Guy Learmonth hopes winning the British trials for the European Indoors yesterday gets him a seat on the plane to Torun next week – and the chance to chase a medal clean sweep.

The Borderer, 28, eased to victory in the 800 metres in Manchester in 1:47.81, almost two seconds clear of Ben Pattison in a three-horse race.

Learmonth has been cut adrift in the all-time rankings by domestic rivals Elliot Giles and Jamie Webb following their wonder runs in Poland last week that saw both Englishman duck inside Seb Coe’s long-standing UK record.

But with UK Athletics bosses set to name the GB&NI team for the championships today, he is in a mood to make up lost ground.

He said: “The aim was just to win and finish strongly on the last 200m. Now I can go home, go back to training and hopefully get ready for the European Indoors.

“I opened up my season in Glasgow and got an indoor personal best and that felt super easy and I thought I was onto something big.

“I tried desperately to get out to Europe because I had two races out there but the travel has been insane. I was quarantined at my agent's house in the Netherlands for my first race and then Metz was a seven-hour drive.

“I know I can get into the 1:45s, everything's there but this was all about making sure I won.”

Zoey Clark will have to sweat on her 4x400 relay spot in Torun after coming only second to Ana Pipi in the 400m B final in 53.43 seconds.

And after surprisingly coming second in Saturday’s 3000m final when he ran out of steam on the final lap, Andy Butchart could muster only sixth in the men’s 1500m 24 hours later.

Piers Copeland won the race to all but secure his spot in Torun along side Neil Gourley - who opted out of competing - with Butchart still an option as a third choice.

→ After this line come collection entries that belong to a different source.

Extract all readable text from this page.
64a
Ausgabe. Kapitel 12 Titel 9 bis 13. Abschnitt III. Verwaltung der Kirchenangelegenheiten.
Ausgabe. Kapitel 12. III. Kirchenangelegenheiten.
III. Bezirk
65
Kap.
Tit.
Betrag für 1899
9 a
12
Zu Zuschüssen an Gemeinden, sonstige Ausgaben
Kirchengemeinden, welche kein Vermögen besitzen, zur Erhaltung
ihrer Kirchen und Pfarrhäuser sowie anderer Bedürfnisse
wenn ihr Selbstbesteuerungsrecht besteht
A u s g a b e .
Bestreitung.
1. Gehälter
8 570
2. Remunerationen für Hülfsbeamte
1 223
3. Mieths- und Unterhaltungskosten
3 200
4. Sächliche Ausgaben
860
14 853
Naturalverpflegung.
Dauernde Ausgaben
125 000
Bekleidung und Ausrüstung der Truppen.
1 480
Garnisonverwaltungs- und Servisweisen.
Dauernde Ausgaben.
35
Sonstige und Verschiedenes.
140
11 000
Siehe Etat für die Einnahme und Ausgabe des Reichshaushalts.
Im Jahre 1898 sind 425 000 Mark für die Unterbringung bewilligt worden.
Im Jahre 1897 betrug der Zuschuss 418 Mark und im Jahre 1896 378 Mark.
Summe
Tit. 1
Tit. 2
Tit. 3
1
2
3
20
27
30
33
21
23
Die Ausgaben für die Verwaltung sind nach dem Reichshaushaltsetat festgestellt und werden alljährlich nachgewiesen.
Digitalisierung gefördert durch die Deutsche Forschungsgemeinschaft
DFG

With most big names opting out of the hastily-arranged Euro trials, Kilbarchan’s Andrew Murphy flew solo as the sole entrant in the heptathlon.

But his gut-wrenching failure to get off a single throw in Saturday’s shot put cruelly ended his bid although he valiantly opted to complete the remaining four events.

He said: “It was like I'd popped the balloon. I was going to pack it in at that point but I thought 'I'm really lucky to be here'. A lot of the guys and girls who I know are at home and don't have the chance to compete here so it wouldn't be doing them justice if I didn't carry on.

“From here I would normally go to Italy and around Europe and do the competitions there but who knows what's happening this year because of the travel? I'm a schoolteacher so I can only take the odd day off here and there, but if I have to quarantine I can't see that happening.”

In the London leg of the trials, Nikki Manson’s Euro chances were hit when she failed to clear a height in the high jump, won by rival Morgan Lake.